Type 26 revolver

Type 26 revolver

In service 1893 - 1945
Used by Empire of Japan
Wars Russo-Japanese War,
Second Sino-Japanese War,
World War II
Production history
Designed 1893
Number built 59,200
Weight (2.25 lb) 927 g unloaded
Length 8.5 in (230 mm)
Barrel length 4.7 in (120 mm)
Cartridge 9mm Japanese revolver
Action Double-action
Feed system 6 round cylinder
Sights Blade, V-notch.

The Type 26 or Model 26 "hammerless" revolver (二十六年式拳銃, Nijuuroku-nen-shiki kenjuu?) was the first modern pistol adopted by the Imperial Japanese Army.
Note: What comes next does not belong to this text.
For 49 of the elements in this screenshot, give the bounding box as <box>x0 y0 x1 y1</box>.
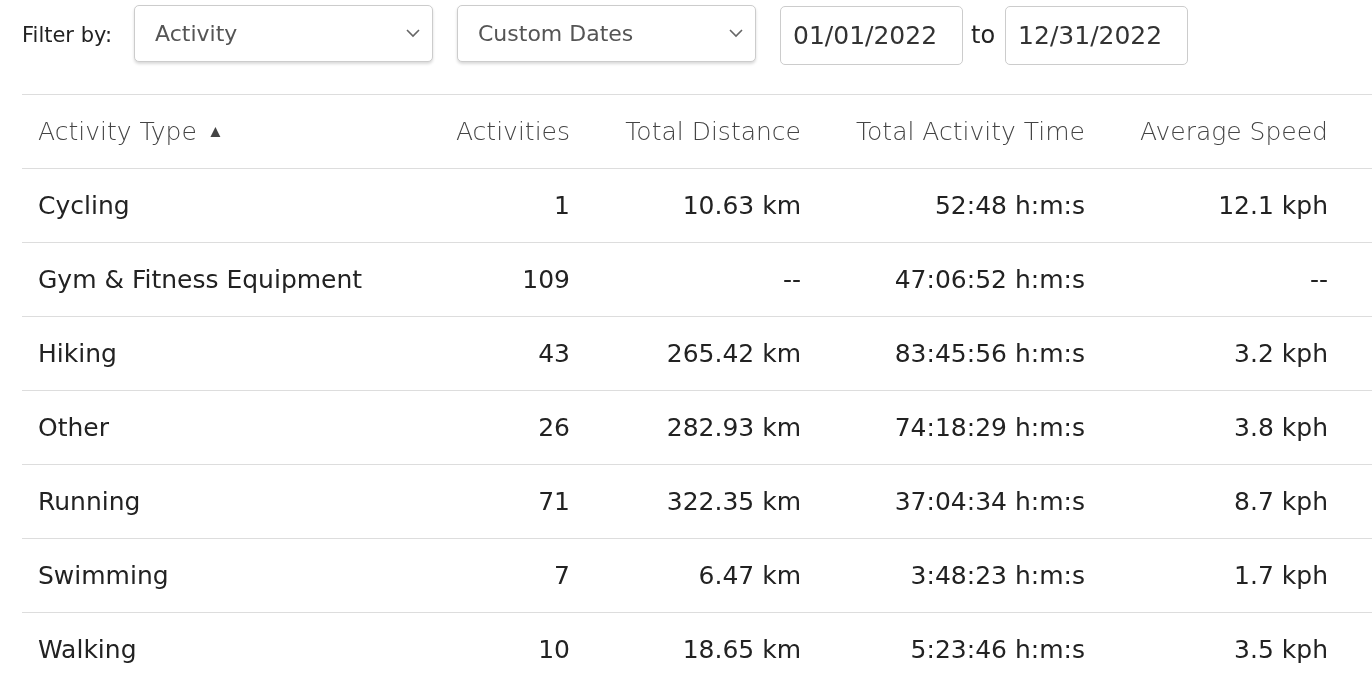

It was developed at the Koishikawa Arsenal and is named for its year of adoption in the Japanese dating system (the 26th year of the reign of the Meiji emperor, i.e., 1893). The revolver saw action in conflicts including the Russo-Japanese War, World War I and World War II.

The Type 26 was originally intended to be used as a sidearm for cavalry, and typically features a lanyard ring on the pistol butt. Due to supply shortages, it was widely used as an auxiliary weapon and remained in service until the end of the Second World War.
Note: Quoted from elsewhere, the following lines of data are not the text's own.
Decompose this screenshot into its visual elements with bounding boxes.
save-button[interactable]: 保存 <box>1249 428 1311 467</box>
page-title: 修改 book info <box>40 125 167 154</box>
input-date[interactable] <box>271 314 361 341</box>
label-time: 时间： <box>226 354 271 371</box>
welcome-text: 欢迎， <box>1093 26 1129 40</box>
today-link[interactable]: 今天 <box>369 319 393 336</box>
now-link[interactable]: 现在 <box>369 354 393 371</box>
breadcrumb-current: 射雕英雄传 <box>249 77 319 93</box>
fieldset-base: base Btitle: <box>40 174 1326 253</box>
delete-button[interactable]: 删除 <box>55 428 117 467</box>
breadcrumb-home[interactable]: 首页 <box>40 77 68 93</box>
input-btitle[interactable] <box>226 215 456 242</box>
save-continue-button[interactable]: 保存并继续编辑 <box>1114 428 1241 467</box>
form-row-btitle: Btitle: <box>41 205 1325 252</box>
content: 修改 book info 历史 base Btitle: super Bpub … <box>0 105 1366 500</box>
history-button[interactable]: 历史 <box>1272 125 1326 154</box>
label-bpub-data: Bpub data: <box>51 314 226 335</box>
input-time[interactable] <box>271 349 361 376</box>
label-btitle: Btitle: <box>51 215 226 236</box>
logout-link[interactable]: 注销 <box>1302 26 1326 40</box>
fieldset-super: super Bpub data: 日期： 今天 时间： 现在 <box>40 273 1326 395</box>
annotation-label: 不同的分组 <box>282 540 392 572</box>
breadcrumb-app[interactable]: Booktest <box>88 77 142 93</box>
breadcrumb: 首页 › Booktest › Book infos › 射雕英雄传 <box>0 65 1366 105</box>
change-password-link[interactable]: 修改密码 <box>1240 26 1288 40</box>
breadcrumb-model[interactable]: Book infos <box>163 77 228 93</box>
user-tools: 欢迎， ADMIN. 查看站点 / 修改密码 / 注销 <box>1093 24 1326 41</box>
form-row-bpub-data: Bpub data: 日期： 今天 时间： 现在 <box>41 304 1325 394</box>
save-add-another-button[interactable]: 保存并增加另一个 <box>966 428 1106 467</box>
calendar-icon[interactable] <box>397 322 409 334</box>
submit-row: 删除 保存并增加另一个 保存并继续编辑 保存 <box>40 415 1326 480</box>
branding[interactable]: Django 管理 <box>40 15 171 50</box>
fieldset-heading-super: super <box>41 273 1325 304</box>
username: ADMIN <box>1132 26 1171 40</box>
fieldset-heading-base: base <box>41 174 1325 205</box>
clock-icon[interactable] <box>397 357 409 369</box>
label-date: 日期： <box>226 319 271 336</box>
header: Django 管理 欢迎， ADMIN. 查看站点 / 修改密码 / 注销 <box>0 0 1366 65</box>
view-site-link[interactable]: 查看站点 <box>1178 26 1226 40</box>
The Type 26 is a top-break revolver based on a contemporary Smith & Wesson pattern. It does not have a hammer spur and cannot be cocked, being designed for double-action only. Also, as it has an extremely heavy trigger pull, its rate of fire is low. Furthermore, the crude manufacturing symptomatic of Japanese industry in the early 20th century often resulted in the cylinder not aligning perfectly with the barrel, making the weapon dangerous and inaccurate.